My version: Paperback
Genre: Fiction thriller
Publisher: Faber & Faber (Penguin Random House)
First published: 2016
From the cover:
Don’t trust everything you read…
Princeton 1987: renowned psychologist Professor Joseph Wieder is brutally murdered.
New York, twenty-five years later: literary agent Peter Katz receives a manuscript, or is it a confession?
It was twisty turny, but could haven easily made much more twisty turny. I had several thoughts of what might be going to happen, while I ways trying to figure out what was happening, that would have screwed it up to fiendishly devious levels. I’m not going to say the final denouement was a let down, it wasn’t really, but it seemed like the obvious one, and I was expecting something more complicated maybe.
The idea behind it though, is exceptionally well executed, and is a thought provoking one. If I’ve got it right, it is about the obvious theme that memories alter the event, and the farther you are, in time from the event, the more your memories alter that event, so what actually happened? As the event is in your memory, in an altered way. Did it happen as you think it did, or as someone else who was there, thinks it did? And the alterations you make to the events, are altered because of who you are. To illustrate this, the book is in several sections, all dove-tailing to provide a constant and consistent narrative, from one of the character’s point of view (with an emphasis on the view part), thiús illustrating how the events were as they saw them, but not, maybe as others did.
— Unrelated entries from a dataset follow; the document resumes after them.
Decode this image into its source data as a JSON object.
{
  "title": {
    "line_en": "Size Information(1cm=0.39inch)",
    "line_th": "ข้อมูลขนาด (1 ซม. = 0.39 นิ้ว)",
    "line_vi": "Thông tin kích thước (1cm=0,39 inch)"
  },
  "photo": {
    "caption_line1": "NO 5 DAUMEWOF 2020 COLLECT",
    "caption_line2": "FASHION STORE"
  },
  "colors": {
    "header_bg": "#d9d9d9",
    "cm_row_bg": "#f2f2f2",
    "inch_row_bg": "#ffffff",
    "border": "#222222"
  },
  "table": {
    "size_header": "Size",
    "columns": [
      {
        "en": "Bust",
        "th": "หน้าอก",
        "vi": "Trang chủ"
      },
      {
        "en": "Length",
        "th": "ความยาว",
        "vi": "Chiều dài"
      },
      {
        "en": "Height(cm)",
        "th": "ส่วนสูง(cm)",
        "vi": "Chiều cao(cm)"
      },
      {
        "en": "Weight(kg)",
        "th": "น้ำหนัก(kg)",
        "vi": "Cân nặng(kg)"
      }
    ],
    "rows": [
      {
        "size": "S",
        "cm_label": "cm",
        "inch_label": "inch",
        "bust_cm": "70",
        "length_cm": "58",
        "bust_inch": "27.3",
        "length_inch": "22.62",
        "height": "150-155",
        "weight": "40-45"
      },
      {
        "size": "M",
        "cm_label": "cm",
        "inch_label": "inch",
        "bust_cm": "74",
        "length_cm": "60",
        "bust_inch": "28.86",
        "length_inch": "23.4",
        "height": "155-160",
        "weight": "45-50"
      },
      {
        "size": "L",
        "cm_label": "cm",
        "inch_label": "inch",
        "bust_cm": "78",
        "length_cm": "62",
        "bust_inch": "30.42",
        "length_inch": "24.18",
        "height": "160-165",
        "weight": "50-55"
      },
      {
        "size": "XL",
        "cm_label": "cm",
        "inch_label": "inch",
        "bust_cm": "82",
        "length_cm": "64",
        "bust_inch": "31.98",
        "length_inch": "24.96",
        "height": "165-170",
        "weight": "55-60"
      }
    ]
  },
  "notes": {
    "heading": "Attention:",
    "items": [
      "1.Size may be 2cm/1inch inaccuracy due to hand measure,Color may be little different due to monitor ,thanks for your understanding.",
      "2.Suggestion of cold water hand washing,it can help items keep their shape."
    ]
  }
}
Each person is relating the events through their own eyes, their own values and character. They are holding the mirrors of the book’s title and seeing themselves reflected in what they say happened.
You’ve got to be good to hold all that together, and E.O. (as we close friends call him) is just that. It’s a nicely done, readable, literary thriller, that teases out the information you need to progress and sends your thoughts in the wrong/right direction, well worth you buying.